Whether the death toll (which stood at six after two individuals statuses were changed to missing on Tuesday) would rise was unclear. “We hope the number stays down but I don’t know if that will happen,” Trost admitted. In Boulder County alone, she told me, 500 people originally listed as missing have been connected with their families. “We hope that’s the continuing trend,” she said.
Colorado residents hope so, too. Those still missing loved ones were waiting for a phone call, or word from the Red Cross’s safe and well page, which allows family and friends to search for loved ones who are missing.
But as the rescue operations continued for those trapped on mountainsides, some Colorado residents were fighting to stay where they were.
Repola was one of them. Despite local emergency management team's warning to evacuate, she and her neighbors came back, and they said they were staying put. “People are rugged in Estes Park,” she said. “These are tough old birds that use propane, have their own wells, and ride horseback to the grocery store. FEMA has no idea they’re dealing with mountain people.” Part of the concern of leaving their homes vacant is the prospect of looters. The other part is simple: they don’t want to. “A lot of them have just decided, ‘we’re not leaving,’” she said.
For a town like Estes Park, where a temporary ban on tourists by the National Guard will mean a crippling loss of revenue, local consumers will be critical. For business owners in downtown Estes, however, where nearly every building is flooded, there were even bigger problems. Megan Platz, Repola's daughter, works at a restaurant in Estes that flooded. Now they're paying her to rip up carpet. Still, despite the damage, some businesses are already open—hoping the town will soon allow tourists.
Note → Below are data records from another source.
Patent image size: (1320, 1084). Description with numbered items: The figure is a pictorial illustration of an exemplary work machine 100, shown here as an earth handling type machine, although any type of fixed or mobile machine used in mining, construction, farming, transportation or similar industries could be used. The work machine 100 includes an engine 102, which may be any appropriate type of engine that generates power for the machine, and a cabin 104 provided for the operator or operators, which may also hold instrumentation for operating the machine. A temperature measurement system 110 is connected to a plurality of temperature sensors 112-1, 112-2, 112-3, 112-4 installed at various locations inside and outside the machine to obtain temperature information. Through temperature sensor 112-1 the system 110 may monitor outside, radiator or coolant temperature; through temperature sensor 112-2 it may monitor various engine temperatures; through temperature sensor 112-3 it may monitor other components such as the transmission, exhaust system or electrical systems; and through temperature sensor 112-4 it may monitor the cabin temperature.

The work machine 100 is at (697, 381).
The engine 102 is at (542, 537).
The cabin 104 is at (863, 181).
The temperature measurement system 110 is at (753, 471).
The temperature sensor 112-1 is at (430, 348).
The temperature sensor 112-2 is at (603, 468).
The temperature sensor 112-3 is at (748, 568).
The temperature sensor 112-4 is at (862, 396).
In the midst of unfathomable destruction (and stench), Estes Park—and many more towns in Colorado—was standing strong. “There’s a lot of humor,” Elizabeth Repola said. “It’s an amazing community, and we’ve gotten to really know each other.” At the first Little Valley neighborhood meeting where they planned to have a discussion about the damage, she showed up to find a table filled with “more booze than a bar,” gathered by everyone in her neighborhood (most of whom are retired). A few days later, when construction workers patched together a makeshift bridge to save miles of hiking, the neighborhood repaid them with “the best food and drinks we had.” Now, utilizing the makeshift bridge regularly, the neighborhood has turned it into a beer toll booth (1 beer per trip).
Amy Ford, a spokeswoman for the Colorado Office of Transportation (CDOT), echoed Estes Park’s positive energy. “We have an extraordinary sense of urgency, especially for communities that only have one way in and out,” she said. Over the next few years, CDOT will orchestrate the restructuring of all roads, state highways, and interstates that have been damaged in Colorado. It’s a two-step process that will begin with quick, temporary fixes to roads then later, long-term rebuilding. With $5 million in funding from the Federal Highway Administration already awarded and an estimated $100 million from the transportation commission on its way, the recovery got off to a positive start. “Our goal is to get it done before the snow comes ... although it’s not unlikely to have snow in September,” she said. “Knowing our luck we would get a blizzard.”
Ford was aware of the short time table, but seemed optimistic that it could be done, repeatedly using the word “instantly” to describe when the work would begin. “We’re in a sprint right now,” she said of Colorado’s rescue and relief workers. “At some point we’ll shift to marathon speed. But for now, we’re running as fast as we can.”